L’écriture est un mouvement physique, tenace, infidèle. Un rituel qui annule les absences, en les métamorphosant. Elle semble les négliger pour mieux les posséder ensuite dans un geste d’équilibre féroce, presqu’incurable. Des signes résolus qui filtrent le corps à mains nues (« … mes pensées jouent souvent faux / et les chambres de mon temps / je les ai grand ouvertes en hurlant des mots déplaisants… »). Il n’y a plus qu’à lire, à entrer dans les mots, à essayer de comprendre. Et enfin, dans un contraste qui vole le temps, à écouter. Cette voix qui se laisse écouter, sans fragilité ni compromis, est une voix autre. Une poésie autre. Loin des mots soignés mais sans nerf, loin des écritures faussées par de tristes imitations. Entendons-nous, chaque artiste est par nature une éponge qui absorbe - inévitable dette - l’art qui le précède. Les correspondances syntaxiques et du corpus avec les auteurs du passé est un gage sain et dû qui enrichit toute identité d’une langue renouvelée, qu’elle soit composition musicale, peinture ou écriture. En cela, Alessandro Brusa, si j’en crois ses propres confidences, ne fait pas exception à la règle.
Avec courage et habileté, il brave la structure de ses multiples chambres, il amarre les interphrases, à la respiration plus courte en apparence seulement, qui reflètent l’agencement lyrique de l’un de ses poètes de référence, le Percy Bysshe Shelley de Field Place. Mais l’influence de ce dernier, malgré ce clin d’œil volontaire, ne va pas plus loin car la poésie d’Alessandro Brusa ne chemine pas le long des mêmes thèmes, elle gravite autour d’un monde très différent qui l’habite avec force et le hante de questions pressantes. Dans cette sorte de dépaysement qui rarement l’abandonne, son parcours poétique sait être à l’unisson doux et féroce. Il a le courage de se salir les mains, de pétrir les mots comme on pétrit la terre, pour mieux les accueillir et respirer jusqu’à se noyer dans les blessures du temps qui n’appartiennent qu’à lui seul, railleur, profond et sensible aux controverses des moindres abandons. Son écriture est « autrement » forte et tourmentée, parfois volontairement impudente (parce que je ne sais pas la dire cette vie / ajoutée que je te lance à la figure). Brutal envers lui-même, il ne l’est jamais envers celui qui sait accueillir cette poésie ferme et haletante à la fois. Celui qui sait le lire alors même qu’il lacère son monde dans une morsure impénétrable et pourtant consciente. Il arrive enfin, dans les moments les plus sombres, que la parole se plaque et trouve soudain la paix.

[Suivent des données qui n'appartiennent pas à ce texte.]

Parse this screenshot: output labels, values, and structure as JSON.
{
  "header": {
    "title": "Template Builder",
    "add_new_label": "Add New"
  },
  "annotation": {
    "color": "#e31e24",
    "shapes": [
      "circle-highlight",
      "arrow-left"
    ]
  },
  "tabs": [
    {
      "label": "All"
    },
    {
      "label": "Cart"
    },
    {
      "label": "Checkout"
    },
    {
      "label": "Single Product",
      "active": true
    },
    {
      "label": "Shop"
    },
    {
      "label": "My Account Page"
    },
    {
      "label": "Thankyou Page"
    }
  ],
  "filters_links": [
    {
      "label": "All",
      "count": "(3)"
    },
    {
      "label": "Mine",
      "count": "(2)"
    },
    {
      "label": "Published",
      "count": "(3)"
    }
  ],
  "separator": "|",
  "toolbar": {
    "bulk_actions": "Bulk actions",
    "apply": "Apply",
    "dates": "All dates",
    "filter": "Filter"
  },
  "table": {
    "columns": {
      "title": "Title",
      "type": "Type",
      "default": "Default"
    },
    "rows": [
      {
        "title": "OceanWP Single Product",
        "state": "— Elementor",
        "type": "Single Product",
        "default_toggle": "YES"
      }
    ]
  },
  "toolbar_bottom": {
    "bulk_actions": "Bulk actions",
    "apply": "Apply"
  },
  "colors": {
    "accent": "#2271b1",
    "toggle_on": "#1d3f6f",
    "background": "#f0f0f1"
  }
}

Alessandro Brusa est né à Imola en 1972 et vit à Bologne depuis 1976. Il a fait son entrée en littérature avec le roman « Il Cobra e la Farfalla » (Pendragon 2004 Prix Incizine) et son premier recueil de poèmes « La Raccolta del Sale » est paru en 2012 (Perrone Editore) et a reçu le Prix Orlando. Ses travaux sont publiés dans des revues telles que Sagarana, Poetarum Silva, Illustrati, Versante Ripido et Words Social Forum, et dans plusieurs anthologies de poésie (QuDu Libri 2013, Perrone 2013, L’Erudita 2014) et de prose (Perrone 2014).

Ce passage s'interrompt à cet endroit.